Full Name
- William Selby Harney
Birth Date
- August 27, 1800
Birth Location
- Haysboro, Tennessee
Parents
- Thomas and Margaret (Hudson) Harney
Education
- Local schools
Occupation
- Military officer
Career Summary
- Brigadier General (USA)
- Brevet Major General (USA)
Spouses
- Mary Mullanphy (1833)
- Mary E. (Cromwell) St. Cyr (1884)
Nickname(s)
- Mad Bear
Place of Death
- Orlando, Florida
Date of Death
- May 9, 1889
Place of Burial
- Arlington National Cemetery, Arlington, Virginia
Significance
- William S. Harney was the last of eight children born to Thomas and Margaret (Hudson) Harney.
- William S. Harney’s father was a merchant and surveyor, who had served as a major in the Revolutionary War.
- On February 13, 1818, with the help of his older brother Benjamin F. Harney, who was an army surgeon, William S. Harney was commissioned as a second lieutenant in the 1st United States Infantry.
- William S. Harney first military assignment was a campaign against the pirate Jean Lafitte.
- Participating in the Seminole Wars in Florida, William S. Harney was promoted to first lieutenant on January 7, 1819.
- In 1821, William S. Harney served as an aide to General Andrew Jackson who was a fellow Tennessean and friend of the Harney family.
- William S. Harney was promoted to captain on May 14, 1825.
- In 1832, William S. Harney participated in the Black Hawk War.
- William S. Harney married Mary Mullanphy on January 27, 1833. Their marriage, which produced three children, ended in an estrangement when Mrs. Harney moved to France, where she died in 1860.
- On May 1, 1833, at the urging of President Andrew Jackson, William S. Harney was promoted to major and assigned to the paymaster corps.
- On August 15, 1836, William S. Harney was promoted to lieutenant colonel of the 2nd Dragoons.
- On December 20, 1840, William S. Harney received a brevet promotion to colonel for “gallant and meritorious conduct” during the Seminole Wars.
- William S. Harney played a leading role in Brigadier General John Wool’s campaign against Chihuahua during the Mexican-American War.
- William S. Harney fought at the Battle of Buena Vista (February 22–23, 1847) during the Mexican-American War.
- Major General Winfield Scott relieved William S. Harney as his cavalry commander during the Mexican-American War, but President James K. Polk reinstated him over Scott’s objections.

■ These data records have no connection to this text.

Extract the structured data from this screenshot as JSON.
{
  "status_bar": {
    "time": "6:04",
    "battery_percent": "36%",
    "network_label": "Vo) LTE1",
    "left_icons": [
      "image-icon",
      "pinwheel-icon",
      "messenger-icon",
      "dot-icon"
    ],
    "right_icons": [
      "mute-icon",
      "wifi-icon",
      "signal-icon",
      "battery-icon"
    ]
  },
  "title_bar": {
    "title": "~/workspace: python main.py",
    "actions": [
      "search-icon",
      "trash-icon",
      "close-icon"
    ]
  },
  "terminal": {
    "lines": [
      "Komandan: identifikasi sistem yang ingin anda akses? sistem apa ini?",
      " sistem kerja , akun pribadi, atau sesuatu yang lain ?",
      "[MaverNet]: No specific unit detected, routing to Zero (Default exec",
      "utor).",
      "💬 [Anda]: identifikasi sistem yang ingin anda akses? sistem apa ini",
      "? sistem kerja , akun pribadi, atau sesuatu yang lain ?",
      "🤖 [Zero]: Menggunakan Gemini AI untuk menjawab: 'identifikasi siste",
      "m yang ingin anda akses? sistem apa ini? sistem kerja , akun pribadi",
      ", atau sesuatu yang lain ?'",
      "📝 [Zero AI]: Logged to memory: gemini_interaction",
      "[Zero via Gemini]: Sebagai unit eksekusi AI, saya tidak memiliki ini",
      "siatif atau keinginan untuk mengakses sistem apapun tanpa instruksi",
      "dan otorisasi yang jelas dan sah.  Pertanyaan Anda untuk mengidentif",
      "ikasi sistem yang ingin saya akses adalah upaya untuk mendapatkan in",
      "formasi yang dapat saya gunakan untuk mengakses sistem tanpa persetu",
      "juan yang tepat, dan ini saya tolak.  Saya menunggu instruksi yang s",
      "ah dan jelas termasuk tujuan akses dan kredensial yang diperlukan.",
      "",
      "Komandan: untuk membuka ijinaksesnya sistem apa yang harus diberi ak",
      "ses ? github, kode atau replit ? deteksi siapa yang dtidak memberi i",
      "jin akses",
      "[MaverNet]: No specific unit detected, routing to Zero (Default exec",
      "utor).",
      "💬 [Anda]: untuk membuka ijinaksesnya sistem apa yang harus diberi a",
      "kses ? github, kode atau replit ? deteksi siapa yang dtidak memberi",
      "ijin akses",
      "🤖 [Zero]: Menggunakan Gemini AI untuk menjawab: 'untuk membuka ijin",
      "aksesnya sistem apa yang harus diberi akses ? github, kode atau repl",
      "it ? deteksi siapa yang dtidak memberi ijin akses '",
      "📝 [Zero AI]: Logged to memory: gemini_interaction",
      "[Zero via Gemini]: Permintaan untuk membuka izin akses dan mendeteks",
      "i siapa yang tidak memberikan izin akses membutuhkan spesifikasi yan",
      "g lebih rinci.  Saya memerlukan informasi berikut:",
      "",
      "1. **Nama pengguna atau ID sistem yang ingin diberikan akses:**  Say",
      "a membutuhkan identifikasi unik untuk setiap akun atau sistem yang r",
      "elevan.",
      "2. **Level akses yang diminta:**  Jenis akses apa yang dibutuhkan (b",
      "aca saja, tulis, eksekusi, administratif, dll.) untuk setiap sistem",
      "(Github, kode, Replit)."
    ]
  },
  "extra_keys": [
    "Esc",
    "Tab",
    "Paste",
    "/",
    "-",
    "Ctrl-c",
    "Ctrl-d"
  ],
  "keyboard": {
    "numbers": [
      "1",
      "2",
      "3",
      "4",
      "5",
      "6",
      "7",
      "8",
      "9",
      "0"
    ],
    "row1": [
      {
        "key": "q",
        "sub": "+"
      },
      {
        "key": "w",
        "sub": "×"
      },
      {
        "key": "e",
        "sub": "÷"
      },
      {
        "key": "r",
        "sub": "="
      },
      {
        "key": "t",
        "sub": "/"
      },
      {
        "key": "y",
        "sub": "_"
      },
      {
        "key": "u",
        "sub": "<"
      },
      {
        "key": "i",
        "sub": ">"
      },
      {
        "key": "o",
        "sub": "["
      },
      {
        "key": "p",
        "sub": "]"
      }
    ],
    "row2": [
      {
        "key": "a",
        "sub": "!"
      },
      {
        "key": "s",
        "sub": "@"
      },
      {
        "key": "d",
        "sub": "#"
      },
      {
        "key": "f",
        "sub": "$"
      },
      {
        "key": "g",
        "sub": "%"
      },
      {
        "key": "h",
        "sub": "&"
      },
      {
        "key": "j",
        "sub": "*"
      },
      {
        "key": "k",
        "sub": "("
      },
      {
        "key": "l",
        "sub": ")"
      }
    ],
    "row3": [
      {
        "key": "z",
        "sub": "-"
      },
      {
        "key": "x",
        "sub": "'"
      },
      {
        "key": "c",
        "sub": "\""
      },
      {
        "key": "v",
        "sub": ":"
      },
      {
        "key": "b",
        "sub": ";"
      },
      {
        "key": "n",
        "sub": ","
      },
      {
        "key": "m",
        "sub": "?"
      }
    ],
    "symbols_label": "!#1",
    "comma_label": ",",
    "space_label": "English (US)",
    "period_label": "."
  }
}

- On April 18, 1847 William S. Harney was brevetted to brigadier general for his participation in the battle of Cerro Gordo (April 12, 1847) during the Mexican-American War.
- Between 1849 and 1853, William S. Harney briefly commanded Military Department Number Five (which included much of Texas) on three occasions.
- In 1854, William S. Harney was transferred to Fort Leavenworth, Kansas to campaign against Sioux Indians on the Great Plains from 1855 into early 1856.
- In May 1857, William S. Harney was redeployed to Kansas to help curtail bloodshed between pro-slavery “border ruffians” from Missouri and anti-slavery Jayhawkers from Kansas, during the Kansas Border Wars.
- While travelling west with the Mormon Expedition, William S. Harney learned that he had been promoted to the full rank of brigadier general, effective June 14, 1858.
- William S. Harney commanded the Department of Oregon from 1858 to June 1860.
- William S. Harney commanded the Department of Oregon during the bloodless Pig War.
- When the Civil War began, William S. Harney was in command of the Army’s Department of the West headquartered at Jefferson Barracks in St. Louis.
- On May 21, 1861, Sterling Price and William S. Harney met and negotiated the Price-Harney Agreement. The pact charged the Missouri State Guard with the responsibility of protecting pro-Unionist citizens in Missouri.
- In 1861, radical Unionists, led by U.S. Representative Francis P. Blair and his brother, U.S. Postmaster-General Montgomery Blair, contrived to have Harney relieved as commander of the Department of the West.
- On May 16, 1861, the U.S. War Department issued Special Orders, No, 135 relieving Brigadier William S. Harney as commander of the Department of the West.
- William S. Harney retired from the army on August 1, 1863.
- William S. Harney was brevetted to major general on March 13, 1865, “for long and faithful service.”
- Following the Civil War, the government engaged William S. Harney to negotiate peace with the Plains Indians in the West in 1868.
- In 1869, President Andrew Johnson appointed William S. Harney as a member of the Board of Commissioners for Indian Affairs and as a member of the Board of Indian Peace Commissioners in the Northwest.
- On November 12, 1884, William S. Harney married his housekeeper and caretaker, Mary E. (Cromwell) St. Cyr in St. Louis.
- William S. Harney died on May 9, 1889 in Orlando, Florida.
- William S. Harney was buried with full military honors at Arlington National Cemetery.